WATCH: Making America: Benjamin Franklin And The Self-Made Man

By  PragerU

In the newest “Making America” video for PragerU, speaker and author Dinesh D’Souza discusses how the inventor, diplomat, and patriot Benjamin Franklin embodies the self-made man spirit that made the United States into a great nation. 

“Franklin’s life, no less than his ideas, conveys the indomitable spirit of both invention and, just as important, self-invention, that define Americans and make them almost instantly distinguishable, even today, by people around the world,” D’Souza explains. 

Franklin, the youngest of 17 children, was born in Boston, Massachusetts, and would grow up to become one of the nation’s foremost inventors, printers, and statesmen. Although he had little formal education, Franklin was brilliant and came up with many innovations. 
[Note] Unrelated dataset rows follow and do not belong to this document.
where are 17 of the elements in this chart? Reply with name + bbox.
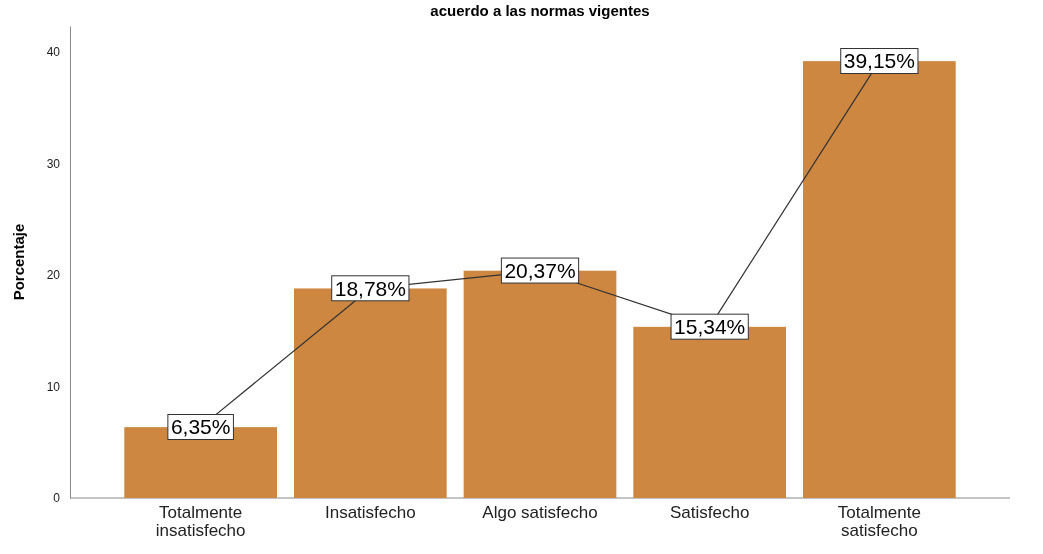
data-label: 15,34% xyxy=(674,315,746,339)
x-tick-label: Totalmente insatisfecho xyxy=(155,503,246,540)
y-tick-label: 40 xyxy=(46,45,61,59)
y-tick-label: 30 xyxy=(46,156,61,171)
y-tick-label: 0 xyxy=(53,491,61,506)
x-tick-label: Insatisfecho xyxy=(324,503,416,523)
x-tick-label: Algo satisfecho xyxy=(482,503,598,523)
data-label: 6,35% xyxy=(170,415,231,439)
data-label: 18,78% xyxy=(334,276,406,300)
y-axis-title: Porcentaje xyxy=(10,223,27,301)
chart-title: acuerdo a las normas vigentes xyxy=(430,2,650,19)
data-label: 20,37% xyxy=(504,259,576,283)
x-tick-label: Totalmente satisfecho xyxy=(837,503,921,540)
y-tick-label: 10 xyxy=(46,379,61,394)
y-tick-label: 20 xyxy=(46,268,61,283)
x-tick-label: Satisfecho xyxy=(669,503,750,523)
data-label: 39,15% xyxy=(843,49,915,73)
“He conducted early experiments in electricity, devised bifocal glasses, designed a new type of stove, organized lending libraries, formed Philadelphia’s first fire department, and founded the college that became the University of Pennsylvania,” says D’Souza. 

On top of this, Franklin produced “Poor Richard’s Almanac,” one of the most popular pamphlets ever produced in America at the time. 
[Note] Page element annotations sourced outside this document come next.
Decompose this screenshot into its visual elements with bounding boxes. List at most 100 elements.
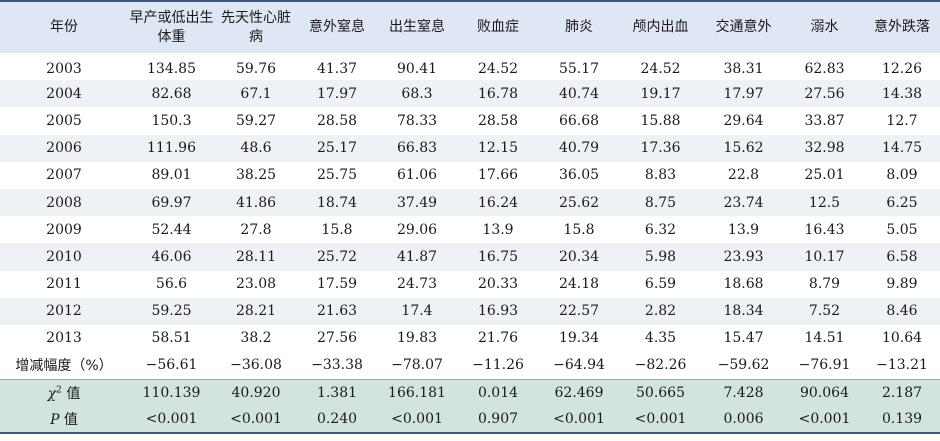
table-cell: 110.139 — [142, 385, 201, 401]
column-header-8: 交通意外 — [715, 19, 772, 35]
table-cell: 20.33 — [477, 276, 519, 293]
table-cell: 52.44 — [151, 221, 192, 238]
table-cell: 25.75 — [316, 167, 358, 184]
table-cell: 10.64 — [881, 330, 923, 347]
table-row: 2006 111.96 48.6 25.17 66.83 12.15 40.79 17.36 1… — [0, 134, 940, 162]
table-cell: 25.17 — [316, 140, 358, 157]
table-cell: 21.63 — [316, 303, 358, 320]
table-cell: 41.37 — [316, 60, 358, 77]
table-cell: 16.78 — [477, 85, 519, 102]
table-cell: 68.3 — [401, 85, 433, 102]
table-cell: 17.97 — [723, 85, 764, 102]
table-cell: 59.76 — [235, 60, 277, 77]
year-cell: 2009 — [46, 221, 82, 238]
table-cell: 16.24 — [477, 194, 519, 211]
table-cell: 18.68 — [723, 276, 764, 293]
table-cell: 56.6 — [155, 276, 188, 293]
table-cell: 8.79 — [808, 276, 841, 293]
table-cell: 7.428 — [723, 385, 764, 401]
table-cell: 27.56 — [804, 85, 845, 102]
chi-square-label: χ2 值 — [0, 379, 128, 406]
column-header-6: 肺炎 — [565, 19, 593, 35]
table-cell: 10.17 — [804, 248, 845, 265]
table-cell: 21.76 — [477, 330, 519, 347]
table-cell: 20.34 — [558, 248, 600, 265]
table-cell: 48.6 — [240, 140, 272, 157]
p-suffix: 值 — [59, 412, 78, 429]
table-row: 2010 46.06 28.11 25.72 41.87 16.75 20.34 5.98 23… — [0, 243, 940, 271]
table-cell: 2.187 — [881, 385, 923, 401]
table-cell: 1.381 — [316, 385, 358, 401]
table-cell: 66.83 — [396, 140, 438, 157]
table-cell: 5.05 — [886, 221, 918, 238]
table-cell: 17.97 — [316, 85, 358, 102]
table-cell: 0.240 — [316, 411, 358, 428]
p-symbol: P — [50, 412, 60, 429]
table-row: 2012 59.25 28.21 21.63 17.4 16.93 22.57 2.82 18.… — [0, 297, 940, 325]
table-cell: 16.75 — [477, 248, 519, 265]
table-cell: <0.001 — [230, 411, 282, 428]
chi-suffix: 值 — [61, 386, 81, 402]
table-cell: 13.9 — [482, 221, 514, 238]
table-cell: 15.47 — [723, 330, 764, 347]
table-cell: −36.08 — [230, 357, 282, 374]
year-cell: 2011 — [46, 276, 82, 293]
table-cell: 12.7 — [886, 112, 918, 129]
table-cell: 23.93 — [723, 248, 764, 265]
table-cell: 0.139 — [881, 411, 923, 428]
table-cell: −13.21 — [876, 357, 928, 374]
table-cell: 90.41 — [396, 60, 438, 77]
table-cell: 41.86 — [235, 194, 277, 211]
change-label: 增减幅度（%） — [15, 358, 113, 375]
table-cell: 166.181 — [388, 385, 446, 401]
table-cell: 24.52 — [640, 60, 681, 77]
table-cell: 8.09 — [886, 167, 918, 184]
year-cell: 2005 — [46, 112, 82, 129]
table-cell: 111.96 — [147, 140, 196, 157]
table-cell: −64.94 — [553, 357, 605, 374]
table-row: 2013 58.51 38.2 27.56 19.83 21.76 19.34 4.35 15.… — [0, 324, 940, 353]
table-cell: 22.8 — [727, 167, 760, 184]
table-cell: 29.64 — [723, 112, 764, 129]
year-cell: 2012 — [46, 303, 82, 320]
table-cell: 40.74 — [558, 85, 600, 102]
table-cell: 15.62 — [723, 140, 764, 157]
table-body: 2003 134.85 59.76 41.37 90.41 24.52 55.17 24.52… — [0, 53, 940, 434]
table-cell: <0.001 — [634, 411, 687, 428]
table-cell: 41.87 — [396, 248, 438, 265]
table-cell: 28.58 — [316, 112, 358, 129]
table-cell: <0.001 — [391, 411, 443, 428]
table-cell: 23.08 — [235, 276, 277, 293]
table-cell: 40.920 — [231, 385, 281, 401]
table-cell: 16.93 — [477, 303, 519, 320]
table-cell: 12.15 — [477, 140, 519, 157]
column-header-9: 溺水 — [810, 19, 839, 35]
table-cell: 15.8 — [563, 221, 595, 238]
table-cell: 0.006 — [723, 411, 764, 428]
table-cell: 55.17 — [558, 60, 600, 77]
chi-superscript: 2 — [56, 385, 62, 396]
table-cell: −78.07 — [391, 357, 443, 374]
table-cell: 62.83 — [804, 60, 845, 77]
table-cell: 59.27 — [235, 112, 277, 129]
table-cell: <0.001 — [145, 411, 198, 428]
table-cell: −56.61 — [145, 357, 198, 374]
table-cell: 61.06 — [396, 167, 438, 184]
table-cell: 78.33 — [396, 112, 438, 129]
table-cell: −33.38 — [311, 357, 363, 374]
table-cell: 19.83 — [396, 330, 438, 347]
table-row: 2005 150.3 59.27 28.58 78.33 28.58 66.68 15.88 2… — [0, 107, 940, 135]
table-cell: 38.25 — [235, 167, 277, 184]
table-cell: 16.43 — [804, 221, 845, 238]
p-value-row: P 值 <0.001 <0.001 0.240 <0.001 0.907 <0.001 <0.… — [0, 406, 940, 434]
column-header-1: 早产或低出生体重 — [129, 9, 214, 45]
table-cell: 6.58 — [886, 248, 918, 265]
p-value-label: P 值 — [0, 406, 128, 433]
table-cell: 134.85 — [147, 60, 196, 77]
table-cell: 32.98 — [804, 140, 845, 157]
column-header-7: 颅内出血 — [632, 19, 689, 35]
table-cell: 0.907 — [477, 411, 519, 428]
table-cell: 27.8 — [240, 221, 272, 238]
table-cell: 46.06 — [151, 248, 192, 265]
When conflict came between the colonies and England, Franklin hoped that war could be avoided. 

“He desperately tried to keep America out of a war with Britain, offering the British government every kind of compromise to avoid the conflict,” D’Souza says, “But when his efforts were rejected and he realized separation from the mother country was inevitable, he threw his heart and soul into the revolutionary cause, the struggle for independence.”

During the War for Independence, Franklin was key to getting France to join the conflict as an ally to the fledgling American nation. Without the aid of France, many historians do not believe that the Americans would have been successful in gaining independence.

After the successful conclusion of the war, Franklin played a pivotal role in keeping the various state delegates together during the drafting of the Constitution. Franklin, truly one of America’s most unique polymaths, always put his mind and efforts to the task at hand, whether it be negotiating with the French, conducting scientific experiments, or trying to cultivate personal virtue. 

D’Souza argues that the life and character of Franklin was representative of many who would come to America and make a name for themselves through hard work and innovation. 

“In America, class didn’t matter. Country of origin didn’t matter. Level of education didn’t matter. All that mattered was talent, hard work, and luck,” D’Souza says, “In America, you could make of yourself what you will, and you still can. Just as Benjamin Franklin did.”